Kadıköy kendi atmosferini bulmaya çalışıyordu. Bir yandan da çöl sıcakları çöktü stadın üstüne… Ve "cehennem" kendi yuvasını buldu; atmosferiyle, bunaltmasıyla, golleriyle ve coşkusuyla…
İsmail Kartal'ı bağrına bastı yeniden seyirci. Beş yeni transfer, yepyeni bir hücum hattı. 15. dakikaya geldiğimizde 2-0 olmuştu bile skor. Tadic gözlerdeki pası siliyor, Dzeko oyunu yönetiyordu. Kent tempoyu yükseltip, orta sahanın yükünü de almaya çalıştı. Crespo, Syzmanski ve Mert Hakan üçlüsü duvarı ördüler. Gözler yeni kahramanlarda ama maçın mimarı aslında Ferdi Kadıoğlu'ydu. İlk üç golde top hep onun ayağına değdi. Attığı gol ise; "anlatılmaz, yaşanır"… Seyretmenizi tavsiye ederim.
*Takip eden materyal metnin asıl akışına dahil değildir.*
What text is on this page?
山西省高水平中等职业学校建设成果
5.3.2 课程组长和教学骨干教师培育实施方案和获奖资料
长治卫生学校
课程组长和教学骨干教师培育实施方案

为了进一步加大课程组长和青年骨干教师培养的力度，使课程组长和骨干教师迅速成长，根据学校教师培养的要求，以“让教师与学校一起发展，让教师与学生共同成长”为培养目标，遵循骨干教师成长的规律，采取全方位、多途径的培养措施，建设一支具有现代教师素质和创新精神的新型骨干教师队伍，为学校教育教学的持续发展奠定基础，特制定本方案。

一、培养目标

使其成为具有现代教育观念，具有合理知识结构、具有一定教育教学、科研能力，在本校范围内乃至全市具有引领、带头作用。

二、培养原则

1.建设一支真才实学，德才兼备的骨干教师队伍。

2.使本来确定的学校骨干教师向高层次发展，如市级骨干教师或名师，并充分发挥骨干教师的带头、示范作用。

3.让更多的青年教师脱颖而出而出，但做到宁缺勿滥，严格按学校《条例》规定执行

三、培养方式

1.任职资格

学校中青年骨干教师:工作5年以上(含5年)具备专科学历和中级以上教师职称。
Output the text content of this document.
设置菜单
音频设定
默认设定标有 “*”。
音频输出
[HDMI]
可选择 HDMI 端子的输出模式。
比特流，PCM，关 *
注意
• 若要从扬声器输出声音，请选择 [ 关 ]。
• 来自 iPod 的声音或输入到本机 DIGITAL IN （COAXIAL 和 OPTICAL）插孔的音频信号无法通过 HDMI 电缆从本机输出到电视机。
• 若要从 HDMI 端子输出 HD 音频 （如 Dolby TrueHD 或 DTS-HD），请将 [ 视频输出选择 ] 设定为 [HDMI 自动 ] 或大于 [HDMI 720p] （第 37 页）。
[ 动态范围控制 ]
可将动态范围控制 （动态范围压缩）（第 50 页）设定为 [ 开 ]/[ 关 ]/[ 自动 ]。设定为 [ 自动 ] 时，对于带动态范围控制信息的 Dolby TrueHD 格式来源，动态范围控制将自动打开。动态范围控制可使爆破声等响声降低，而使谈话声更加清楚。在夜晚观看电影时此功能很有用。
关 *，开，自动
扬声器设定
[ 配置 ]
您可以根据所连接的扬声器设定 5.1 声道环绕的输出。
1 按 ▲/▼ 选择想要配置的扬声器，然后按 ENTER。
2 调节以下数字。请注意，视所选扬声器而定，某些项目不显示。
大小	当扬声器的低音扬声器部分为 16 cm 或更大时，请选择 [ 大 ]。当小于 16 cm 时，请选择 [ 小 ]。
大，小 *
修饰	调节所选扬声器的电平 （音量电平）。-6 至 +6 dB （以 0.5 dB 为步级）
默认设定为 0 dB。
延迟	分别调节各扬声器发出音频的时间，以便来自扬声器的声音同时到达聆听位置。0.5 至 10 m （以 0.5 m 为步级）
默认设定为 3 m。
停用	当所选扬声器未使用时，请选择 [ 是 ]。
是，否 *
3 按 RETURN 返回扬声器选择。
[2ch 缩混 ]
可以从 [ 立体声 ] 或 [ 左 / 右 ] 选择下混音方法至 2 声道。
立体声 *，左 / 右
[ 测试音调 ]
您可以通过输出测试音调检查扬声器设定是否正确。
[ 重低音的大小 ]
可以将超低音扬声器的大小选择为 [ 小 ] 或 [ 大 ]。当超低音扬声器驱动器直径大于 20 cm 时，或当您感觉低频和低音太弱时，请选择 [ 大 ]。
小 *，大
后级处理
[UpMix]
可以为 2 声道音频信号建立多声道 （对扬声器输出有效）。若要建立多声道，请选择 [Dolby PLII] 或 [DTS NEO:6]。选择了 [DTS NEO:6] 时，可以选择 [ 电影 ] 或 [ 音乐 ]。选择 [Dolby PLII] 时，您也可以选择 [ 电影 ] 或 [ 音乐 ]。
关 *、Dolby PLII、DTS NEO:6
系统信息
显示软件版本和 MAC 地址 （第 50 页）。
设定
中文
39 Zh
Evet rakip zayıf. Ama her maçı zor yapan huyu vardır Fenerbahçe taraftarının. Kadıköy'ün rüzgârlarında sabırsızlık yönü var. Tadic'i gördükten sonra rahatladılar önce… Baktılar oyuncular nefes aldırmıyor karşı tarafa, keyifleri yerine geldi. İlk golle birlikte her şeyin değişeceğinin farkındaydılar ve oyuncular da buna cevap verdiler. Dzeko'nun dördüncü goldeki asisti, bir pas nasıl böyle ölçülü ve kaliteli atılır rejisine girer. Bir gol, bir asisti daha var öncesinde. Geçen sezonun çizgi defansı olmadı hiç. Rakibi ofsayta düşürmek için de uğraşmadılar. Osayi, Djiku ve Ferdi'nin suratları, rakibin "sızma" seçeneklerini çıkmaza soktu. "Kemik gibi" derler ya, böyle bir kaliteye yaklaşıyorlar. Yine Tadic'e dönelim. Çok konuşacağız onu. Çok tedbir alacaklar ona. Ferdi ile ritim yakaladıklarını da gördük. Kent ile Osayi'de bu daha yok. Kadroya daha girecek oyuncular da olacak. Zamana ihtiyaçları var ama Koç-Kartal ikilisi "tabanca" gibi bir takım yapmışlar.